Kaori Ito et Yoshi Oïda, Etienne Minoungou et Simon Winse, Israël Galvan et Nino De Elche, trois occasions d’éprouver la grandeur au théâtre.
Parce que le couperet du couvre-feu a obligé les organisateurs de la Semaine d’art en Avignon à avancer les spectacles de trois heures, on n’a pas pu voir, encore, Le Tambour de soie, un nô moderne de Yukio Mishima. Un drame découvert dans une mise en scène de Maurice Béjart qui s’appuyait alors sur la belle traduction de Marguerite Yourcenar, au Théâtre du Rond-Point, il y a bien des années.
On a pris date pour le 1er novembre, au Théâtre de la Ville où va être présenté le spectacle. Mais, évidemment, l’alliance artistique et spirituelle de ces deux artistes rares que sont la danseuse Kaori Ito et le comédien Yoshi Oïda, personnalité essentielle du parcours de Peter Brook, et écrivain singulier, est promesse d’excellence. Pour cette représentation ils sont accompagnés de Makoto Yabuki et c’est Jean-Claude Carrière qui a rédigé le texte. On en reparlera.
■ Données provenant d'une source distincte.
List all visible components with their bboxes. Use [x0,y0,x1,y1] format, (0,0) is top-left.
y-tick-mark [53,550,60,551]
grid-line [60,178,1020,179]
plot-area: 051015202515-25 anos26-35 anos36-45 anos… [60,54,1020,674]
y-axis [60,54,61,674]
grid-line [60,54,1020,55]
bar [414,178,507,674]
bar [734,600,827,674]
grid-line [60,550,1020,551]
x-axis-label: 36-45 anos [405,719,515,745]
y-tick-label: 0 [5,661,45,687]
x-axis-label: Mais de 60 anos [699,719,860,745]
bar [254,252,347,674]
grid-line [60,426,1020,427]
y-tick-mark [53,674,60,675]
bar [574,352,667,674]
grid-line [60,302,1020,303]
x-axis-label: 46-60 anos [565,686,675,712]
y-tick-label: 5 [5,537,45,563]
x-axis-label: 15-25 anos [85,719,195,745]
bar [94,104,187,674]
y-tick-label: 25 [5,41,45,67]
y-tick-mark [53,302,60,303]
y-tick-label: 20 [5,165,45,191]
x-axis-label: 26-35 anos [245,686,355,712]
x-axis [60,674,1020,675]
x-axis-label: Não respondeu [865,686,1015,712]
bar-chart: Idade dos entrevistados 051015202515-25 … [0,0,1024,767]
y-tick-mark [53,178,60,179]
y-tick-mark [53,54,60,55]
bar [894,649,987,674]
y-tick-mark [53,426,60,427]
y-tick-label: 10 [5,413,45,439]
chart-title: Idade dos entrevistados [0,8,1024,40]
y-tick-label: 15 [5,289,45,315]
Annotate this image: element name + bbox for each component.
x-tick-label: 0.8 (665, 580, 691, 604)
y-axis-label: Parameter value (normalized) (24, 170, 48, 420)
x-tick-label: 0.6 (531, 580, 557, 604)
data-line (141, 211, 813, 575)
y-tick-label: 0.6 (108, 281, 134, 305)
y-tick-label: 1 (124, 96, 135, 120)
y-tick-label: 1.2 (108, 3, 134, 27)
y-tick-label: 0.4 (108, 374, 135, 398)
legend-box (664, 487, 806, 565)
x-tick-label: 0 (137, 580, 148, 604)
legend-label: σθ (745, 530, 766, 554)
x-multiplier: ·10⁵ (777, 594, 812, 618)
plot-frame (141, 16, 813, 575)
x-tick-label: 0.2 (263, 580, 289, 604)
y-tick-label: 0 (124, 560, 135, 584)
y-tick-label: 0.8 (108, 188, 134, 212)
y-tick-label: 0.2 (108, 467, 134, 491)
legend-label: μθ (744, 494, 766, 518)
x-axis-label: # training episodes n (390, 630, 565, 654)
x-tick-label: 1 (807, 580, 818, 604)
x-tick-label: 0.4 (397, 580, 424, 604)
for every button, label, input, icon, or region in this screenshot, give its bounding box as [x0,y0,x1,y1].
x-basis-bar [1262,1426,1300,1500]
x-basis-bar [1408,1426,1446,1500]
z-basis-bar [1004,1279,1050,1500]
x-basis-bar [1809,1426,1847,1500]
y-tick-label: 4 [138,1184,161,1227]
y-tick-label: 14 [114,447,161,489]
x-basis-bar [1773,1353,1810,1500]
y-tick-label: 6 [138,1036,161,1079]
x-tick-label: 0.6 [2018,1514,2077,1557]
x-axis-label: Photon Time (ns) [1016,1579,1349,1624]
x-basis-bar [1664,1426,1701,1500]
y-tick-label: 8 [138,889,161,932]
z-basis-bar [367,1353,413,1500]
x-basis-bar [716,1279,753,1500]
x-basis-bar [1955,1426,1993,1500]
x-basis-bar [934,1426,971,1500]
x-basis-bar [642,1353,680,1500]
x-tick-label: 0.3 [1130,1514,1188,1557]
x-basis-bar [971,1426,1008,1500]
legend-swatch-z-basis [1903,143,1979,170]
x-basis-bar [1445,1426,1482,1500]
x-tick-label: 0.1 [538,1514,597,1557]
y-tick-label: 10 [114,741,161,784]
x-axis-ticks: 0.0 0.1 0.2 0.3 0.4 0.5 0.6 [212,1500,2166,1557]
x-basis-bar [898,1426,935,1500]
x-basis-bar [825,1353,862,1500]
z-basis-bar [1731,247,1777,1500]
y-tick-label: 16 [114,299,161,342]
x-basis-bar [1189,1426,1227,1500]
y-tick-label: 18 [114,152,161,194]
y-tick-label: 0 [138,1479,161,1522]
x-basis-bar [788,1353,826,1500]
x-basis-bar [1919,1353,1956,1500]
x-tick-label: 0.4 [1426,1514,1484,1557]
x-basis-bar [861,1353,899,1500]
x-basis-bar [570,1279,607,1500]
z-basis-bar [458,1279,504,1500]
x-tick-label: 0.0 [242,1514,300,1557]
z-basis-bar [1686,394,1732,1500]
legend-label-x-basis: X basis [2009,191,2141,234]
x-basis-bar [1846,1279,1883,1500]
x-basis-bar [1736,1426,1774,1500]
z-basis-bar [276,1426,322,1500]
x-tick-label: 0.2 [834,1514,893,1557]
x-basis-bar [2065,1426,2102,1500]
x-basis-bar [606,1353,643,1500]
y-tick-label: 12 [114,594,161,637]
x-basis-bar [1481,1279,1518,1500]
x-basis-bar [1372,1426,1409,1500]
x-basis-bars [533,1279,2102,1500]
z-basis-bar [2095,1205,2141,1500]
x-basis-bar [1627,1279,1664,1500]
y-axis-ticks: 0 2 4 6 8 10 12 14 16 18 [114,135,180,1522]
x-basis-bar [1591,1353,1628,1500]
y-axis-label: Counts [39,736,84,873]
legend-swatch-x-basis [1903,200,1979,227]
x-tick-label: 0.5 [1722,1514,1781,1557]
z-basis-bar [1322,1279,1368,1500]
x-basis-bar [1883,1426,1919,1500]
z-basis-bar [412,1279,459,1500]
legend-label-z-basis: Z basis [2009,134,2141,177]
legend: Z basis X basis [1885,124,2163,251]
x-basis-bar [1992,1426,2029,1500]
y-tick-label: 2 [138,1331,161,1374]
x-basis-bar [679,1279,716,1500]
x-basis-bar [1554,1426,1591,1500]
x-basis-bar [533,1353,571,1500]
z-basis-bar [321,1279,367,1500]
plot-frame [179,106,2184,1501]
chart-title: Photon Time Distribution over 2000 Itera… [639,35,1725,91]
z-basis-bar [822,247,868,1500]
Mais les spectateurs ont été charmés.
A la Collection Lambert, on peut découvrir l’imagination enlevée des élèves des « villas » de rêve que sont la Casa de Velazquez à Madrid, la Villa Kujoyama à Kyoto, la Villa Médicis qui abrite l’Académie de France à Rome. « Viva Villa ! » est un parcours espiègle avec quelques œuvres puissantes. Mais peuvent-elles rivaliser avec les pièces de la collection permanente ? Pas sûr.
C’est ici, dans la très agréable salle ouverte dans les dessous des Hôtels de Caumont et de Montfaucon, qui abritent la collection d’Yvon Lambert, que l’on a pu applaudir le serein et lumineux Etienne Minoungou, dilaté comme un soleil, avec son regard si profond, émerveillé, offert, et son heureuse et solaire présence. Accompagné de l’extraordinaire musicien Simon Winse, qui chante d’une voix unique, qui vous ouvre et vous comble, il dit le texte de Felwine Sarr, Discours aux Nations africaines. Magnifique plongée dans laquelle, avec une précision fascinante, nous entraînent ces deux interprètes, unis et différents, uniques et disant le pluriel de l’Afrique. Magistral sans démonstration, dans la retenue, la modestie, ce discours, tel qu’il nous est délivré, nous bouleverse. Ici, ce qui touche le plus est la sincérité.
Troisième duo, voici Mellizo Doble qui exalte la complicité du chanteur, guitariste, compositeur Nino de Elche et du danseur et chorégraphe Israël Galvan. La voix exceptionnelle de Francisco Contreras Molina, vrai nom de Nino de Elche, sa puissance, sa maîtrise, ses connaissances et sa virtuosité sont saisissantes. On est empoté par cette voix, ce récit. Tout commence sous le soleil d’une corrida et c’est un soleil de plomb qui pèse sur le mort de Dominguin…A la fin, Séville est célébrée, torride et déchirante. L’art de Nino de Elche est grand.
Disons-le, il est dommage que les paroles ne soient pas traduites car, même si l’on connaît la langue, on peut avoir du mal à suivre et c’est dommage. Même si, ici, c’est la complicité des deux artistes qui fait la chair du propos.
Israël Galvan, avec ses chaussures blanches et noires, son costume à poche surprise, sa morgue joyeuse, son insolence, est époustouflant dans la performance –comme son ami chanteur qui tient sans boire une goutte d’eau, très longtemps. Dans l’énergie, l’humour vache, l’insolence gamine, et la beauté, la virtuosité, la violence toujours renouvelée de l’expression, il est vraiment étonnant.
C’est comme un grand coup de vent sur le plateau, un grand coup de vent sur la ville et cette « semaine d’art » formidable.
Le Tambour de soie, du 24 au 26 octobre à 11h00. Chapelle des Pénitents blancs. Durée : 1h00. Reprise au Théâtre de la Ville-Espace Pierre-Cardin, puis au 104.
Traces, du 23 au 27 octobre à 14h00. Salle de la Collection Lambert. Durée : 1h00.
Mellizo Doble, Théâtre Benoît XII, les 24 et 25 octobre. Durée : 1h15. Reprises en tournée internationale.